Macron shrugged. ‘I was in the Legion for twenty years. I can tell when a man has power by the way he carries himself. You don’t have power any more. If you were still a flic, you would have breezed in here and interrupted my work, knowing it was your fucking right. But you waited for me to finish instead. Cops aren’t usually that fastidious.’

‘ Touche.’ Calque was impressed despite himself. He instantly changed tack, and approached Macron from a different direction to the one that he had initially intended. ‘You remember me, don’t you?’

‘How could I forget? You brought us the news of Paul’s death.’

Calque squirmed inside, each word like a touchpaper to his policeman’s soul. ‘You helped me that time. You gave me valuable information about Achor Bale. About his time in the Legion.’

Macron squinted, as if something he had not understood had just been made blindingly clear to him. He lit a cigarette.

Calque made a face.

Macron grinned. ‘Yeah. I was just bullshitting you back there about the fire hazard and the cigs. Have one of mine.’

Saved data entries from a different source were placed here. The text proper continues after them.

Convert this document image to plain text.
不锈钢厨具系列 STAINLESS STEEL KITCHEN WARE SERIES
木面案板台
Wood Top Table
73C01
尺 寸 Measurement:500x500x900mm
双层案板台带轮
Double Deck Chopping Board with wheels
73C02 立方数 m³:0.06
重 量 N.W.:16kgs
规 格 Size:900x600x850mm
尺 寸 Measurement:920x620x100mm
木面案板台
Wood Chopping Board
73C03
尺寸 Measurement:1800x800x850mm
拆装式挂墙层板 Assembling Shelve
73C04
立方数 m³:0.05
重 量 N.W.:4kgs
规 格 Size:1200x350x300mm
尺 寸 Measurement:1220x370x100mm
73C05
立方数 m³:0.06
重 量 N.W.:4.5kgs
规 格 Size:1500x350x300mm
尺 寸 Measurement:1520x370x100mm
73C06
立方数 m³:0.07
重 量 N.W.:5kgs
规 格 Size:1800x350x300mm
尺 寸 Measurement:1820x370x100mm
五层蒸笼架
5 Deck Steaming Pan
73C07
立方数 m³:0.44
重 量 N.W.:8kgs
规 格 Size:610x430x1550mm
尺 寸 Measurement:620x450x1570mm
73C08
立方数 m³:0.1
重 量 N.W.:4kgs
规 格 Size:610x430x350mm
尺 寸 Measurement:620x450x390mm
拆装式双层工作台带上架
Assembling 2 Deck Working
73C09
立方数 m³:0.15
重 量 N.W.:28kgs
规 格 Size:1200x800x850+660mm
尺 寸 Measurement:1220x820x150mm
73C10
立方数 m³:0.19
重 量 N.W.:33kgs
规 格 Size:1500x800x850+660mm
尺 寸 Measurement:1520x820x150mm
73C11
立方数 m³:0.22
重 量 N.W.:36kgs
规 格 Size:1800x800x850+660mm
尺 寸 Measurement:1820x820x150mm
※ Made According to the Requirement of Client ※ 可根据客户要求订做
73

Calque cocked his head questioningly. ‘Why the change of attitude all of a sudden?’

‘Do you really want to know?’

‘I really do. Yes.’

Macron snorted smoke through both nostrils. ‘Because you’re not a flic any more. I like you better this way. They kick you out because of Paul’s death?’

‘Indirectly.’

‘Fuckers. It wasn’t your fault. If it had been, you wouldn’t have made it past the front gate.’

‘I suspected that.’ Calque lit the proffered cigarette.

The two men stood staring at each other, smoking.

‘So what do you want, Monsieur l’ex-Capitaine?’

‘Want?’

Macron scrubbed his fingernails across his razor-stropped head. ‘Don’t fuck with me, Inspector. You haven’t come around here to see how I’m getting on. Or to chew the fat about all those happy times you shared with Paul. Neither of you could stand each other.’

Calque could sense himself about to go on the defensive – he wrestled the instinct down. ‘You’re right, Macron. I need more than information this time. I need your help.’

Macron allowed himself the ghost of a smile. ‘Paul’s killer is dead. What do you need me for?’ His face changed expression. ‘You need someone nobbled, don’t you? That’s it, isn’t it? And you remembered that good old Aime Macron was on the prison register for GBH, and maybe he hadn’t forgotten some of his old tricks in the years since they let him out?’

‘It’s not that.’

‘Then what is it?’

Calque felt like a fool. What was he doing here, talking to a compete stranger about breaking the law, after spending his entire working life as its bondservant? He swallowed. Might as well get it out. What did he have to lose? His pension? It was hardly enough to keep him in toilet paper. His good name? What was that worth in this brave new world they called France? His integrity? He’d lost that when he’d trousered his badge back at the station. ‘Do you have any ex-Legionnaire friends who are firemen? Down St Tropez way, maybe?’

‘Firemen? Are you serious?’

Calque flicked his cigarette into the puddle of water left over after Macron’s frenetic ablutions. ‘Perfectly.’